South African photographer (born 1966)

Andrew Tshabangu (born 28 November 1966) is a South African photographer born in Dube, Soweto. He is known for his black-and-white social documentary photographic work which was shown in a largescale retrospective entitled Footprints at Standard Bank Gallery from February to April 2017, and which was accompanied by a book publication.

== Early life ==
Andrew Tshabangu was born in Dube, Soweto on 28 November 1966. Tshabangu's mother hails from the Rustenburg area whereas his father originates from the Vaal. He is the last born of five children, with three brothers and one sister. However his sister has since died.
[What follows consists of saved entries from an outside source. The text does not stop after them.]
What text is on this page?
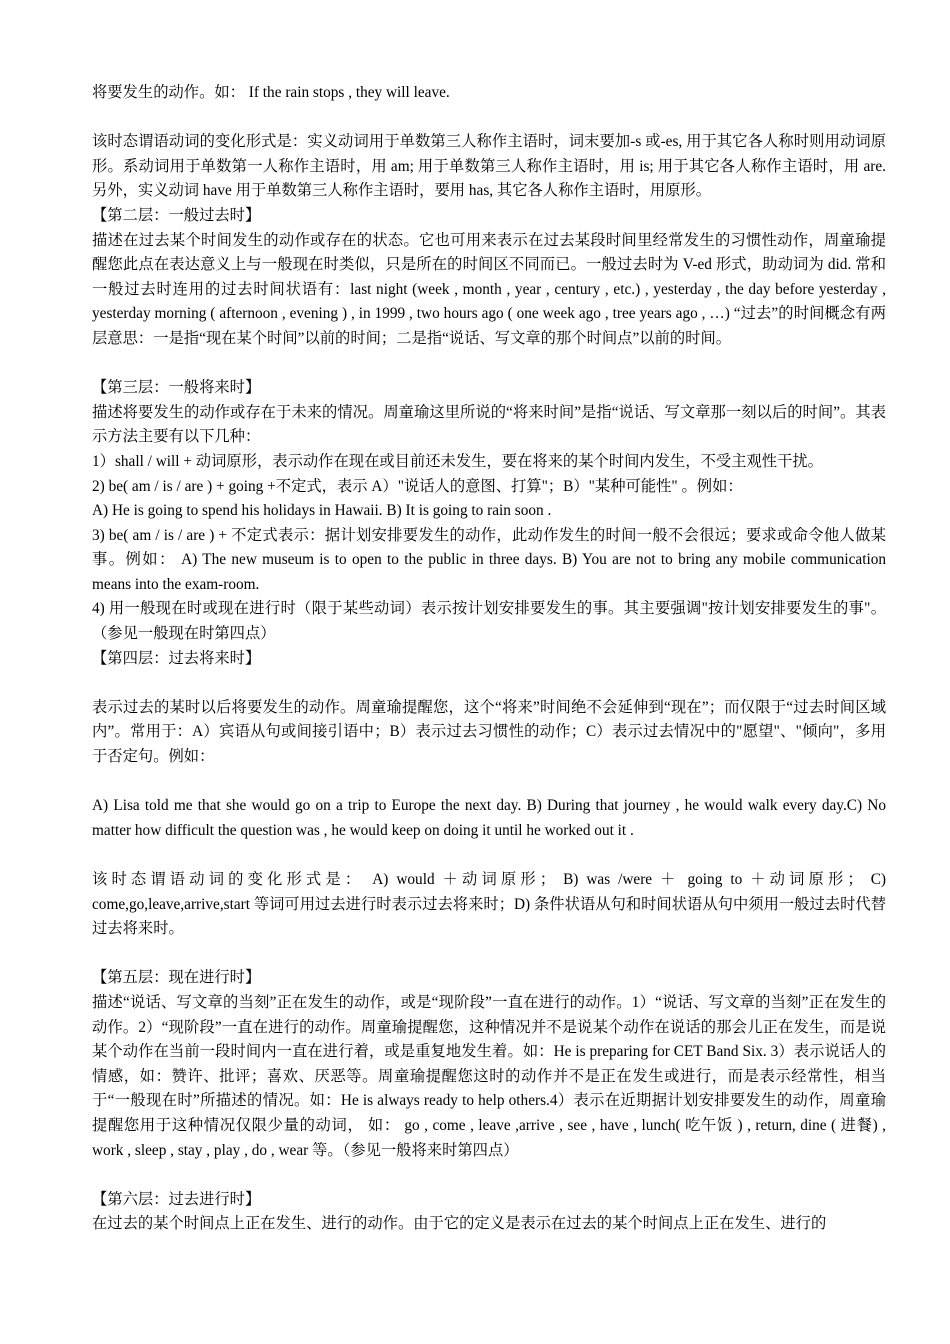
将要发生的动作。如： If the rain stops , they will leave.

该时态谓语动词的变化形式是：实义动词用于单数第三人称作主语时，词末要加-s 或-es, 用于其它各人称时则用动词原形。系动词用于单数第一人称作主语时，用 am; 用于单数第三人称作主语时，用 is; 用于其它各人称作主语时，用 are. 另外，实义动词 have 用于单数第三人称作主语时，要用 has, 其它各人称作主语时，用原形。

【第二层：一般过去时】

描述在过去某个时间发生的动作或存在的状态。它也可用来表示在过去某段时间里经常发生的习惯性动作，周童瑜提醒您此点在表达意义上与一般现在时类似，只是所在的时间区不同而已。一般过去时为 V-ed 形式，助动词为 did. 常和一般过去时连用的过去时间状语有：last night (week , month , year , century , etc.) , yesterday , the day before yesterday , yesterday morning ( afternoon , evening ) , in 1999 , two hours ago ( one week ago , tree years ago , …) “过去”的时间概念有两层意思：一是指“现在某个时间”以前的时间；二是指“说话、写文章的那个时间点”以前的时间。

【第三层：一般将来时】

描述将要发生的动作或存在于未来的情况。周童瑜这里所说的“将来时间”是指“说话、写文章那一刻以后的时间”。其表示方法主要有以下几种：

1）shall / will + 动词原形，表示动作在现在或目前还未发生，要在将来的某个时间内发生，不受主观性干扰。

2) be( am / is / are ) + going +不定式，表示 A）"说话人的意图、打算"；B）"某种可能性" 。例如：

A) He is going to spend his holidays in Hawaii. B) It is going to rain soon .

3) be( am / is / are ) + 不定式表示：据计划安排要发生的动作，此动作发生的时间一般不会很远；要求或命令他人做某事。例如： A) The new museum is to open to the public in three days. B) You are not to bring any mobile communication means into the exam-room.

4) 用一般现在时或现在进行时（限于某些动词）表示按计划安排要发生的事。其主要强调"按计划安排要发生的事"。（参见一般现在时第四点）

【第四层：过去将来时】

表示过去的某时以后将要发生的动作。周童瑜提醒您，这个“将来”时间绝不会延伸到“现在”；而仅限于“过去时间区域内”。常用于：A）宾语从句或间接引语中；B）表示过去习惯性的动作；C）表示过去情况中的"愿望"、"倾向"，多用于否定句。例如：

A) Lisa told me that she would go on a trip to Europe the next day. B) During that journey , he would walk every day.C) No matter how difficult the question was , he would keep on doing it until he worked out it .

该时态谓语动词的变化形式是： A) would ＋动词原形； B) was /were ＋ going to ＋动词原形； C) come,go,leave,arrive,start 等词可用过去进行时表示过去将来时；D) 条件状语从句和时间状语从句中须用一般过去时代替过去将来时。

【第五层：现在进行时】

描述“说话、写文章的当刻”正在发生的动作，或是“现阶段”一直在进行的动作。1）“说话、写文章的当刻”正在发生的动作。2）“现阶段”一直在进行的动作。周童瑜提醒您，这种情况并不是说某个动作在说话的那会儿正在发生，而是说某个动作在当前一段时间内一直在进行着，或是重复地发生着。如：He is preparing for CET Band Six. 3）表示说话人的情感，如：赞许、批评；喜欢、厌恶等。周童瑜提醒您这时的动作并不是正在发生或进行，而是表示经常性，相当于“一般现在时”所描述的情况。如：He is always ready to help others.4）表示在近期据计划安排要发生的动作，周童瑜提醒您用于这种情况仅限少量的动词， 如： go , come , leave ,arrive , see , have , lunch( 吃午饭 ) , return, dine ( 进餐) , work , sleep , stay , play , do , wear 等。（参见一般将来时第四点）

【第六层：过去进行时】

在过去的某个时间点上正在发生、进行的动作。由于它的定义是表示在过去的某个时间点上正在发生、进行的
He attended Thabisang Primary School and Phefeni Senior Secondary School, both situated in Soweto.

== Career ==
Tshabangu has stated that photography was not his first choice as a profession, he was initially interested pursuing a number of other careers. In his early life he gained an interest in teaching, he then birthed an interest in theatre which resulted in him applying to the University of the Witwatersrand to study dramatic arts. However, he was not accepted when he auditioned for admission. There were other interests such as becoming a banker and joining a seminary to study priesthood which also didn't come to fruition. The artist we see today was harnessed by the Alexandra Community Art Centre during his time there in 1990, where he received his first lessons in visual literacy and photography. He also notes his classmates at the Alexandra Community Art Centre, as notable influences his photographic practice alongside the literature he consumed. After his time at the Alexandra Community Art Centre he did freelance work for a period of 8 months at New Nation. Tshabangu taught photography at the Children's Photography Workshop and the Market Photo Workshop. He has facilitated photographic workshops in Kenya, Ethiopia, Cameroon, Mozambique, Reunion and Guyana, and participated in residencies in Reunion, London, New York and Nairobi. His work is shown internationally in exhibitions and numerous publications.

== Book ==
- Footprints

== Publications ==
- Godby, Michael (ed.) (2017) Incomparable: The Art of Andrew Tshabangu in Context. Johannesburg: Fourthwall Books, ISBN 978-0-9947009-2-6.